Comment REPL + simplified namespace (Score 1) 145

If IDEs use a "Hello World" application as the default initial state for new projects, then the desired introduction is already readily available. If the goal is to make Java more useful as an introductory language, a better approach would be to take all commonly used objects and classes, create aliases for them in a simplified namespace, make it interactive with a REPL, and add an option to export all REPL inputs as a proper Java class with all aliases replaced with fully qualified names (plus commented out code for anything that threw an exception).
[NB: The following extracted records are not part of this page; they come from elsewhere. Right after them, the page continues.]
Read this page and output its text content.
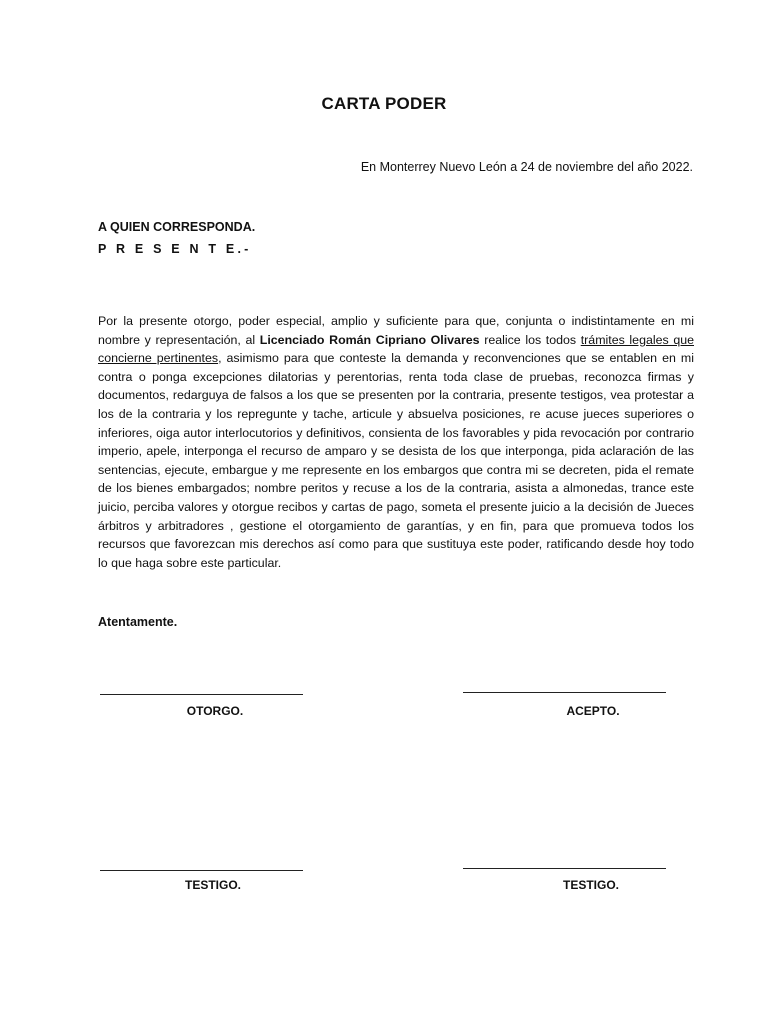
CARTA PODER
En Monterrey Nuevo León a 24 de noviembre del año 2022.
A QUIEN CORRESPONDA.
P R E S E N T E.-
Por la presente otorgo, poder especial, amplio y suficiente para que, conjunta o indistintamente en mi nombre y representación, al Licenciado Román Cipriano Olivares realice los todos trámites legales que concierne pertinentes, asimismo para que conteste la demanda y reconvenciones que se entablen en mi contra o ponga excepciones dilatorias y perentorias, renta toda clase de pruebas, reconozca firmas y documentos, redarguya de falsos a los que se presenten por la contraria, presente testigos, vea protestar a los de la contraria y los repregunte y tache, articule y absuelva posiciones, re acuse jueces superiores o inferiores, oiga autor interlocutorios y definitivos, consienta de los favorables y pida revocación por contrario imperio, apele, interponga el recurso de amparo y se desista de los que interponga, pida aclaración de las sentencias, ejecute, embargue y me represente en los embargos que contra mi se decreten, pida el remate de los bienes embargados; nombre peritos y recuse a los de la contraria, asista a almonedas, trance este juicio, perciba valores y otorgue recibos y cartas de pago, someta el presente juicio a la decisión de Jueces árbitros y arbitradores , gestione el otorgamiento de garantías, y en fin, para que promueva todos los recursos que favorezcan mis derechos así como para que sustituya este poder, ratificando desde hoy todo lo que haga sobre este particular.
Atentamente.
OTORGO.	ACEPTO.
TESTIGO.	TESTIGO.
Comment Get an entry level. (Score 1) 214

Get an entry level. Use objective standards for hiring into entry level positions. Publicize the objective standards for hiring into entry level positions. Make sure the objective standards for entry level positions can feasibly be met by individuals who have aptitude and patience. Make sure that meeting the objective standards are broadly applicable. If there are too many candidates, don't insert a bunch of arbitrary requirements to try to thin out the field - random selection of qualified candidates should suffice. Use internal training and promotion to fill the more advanced roles.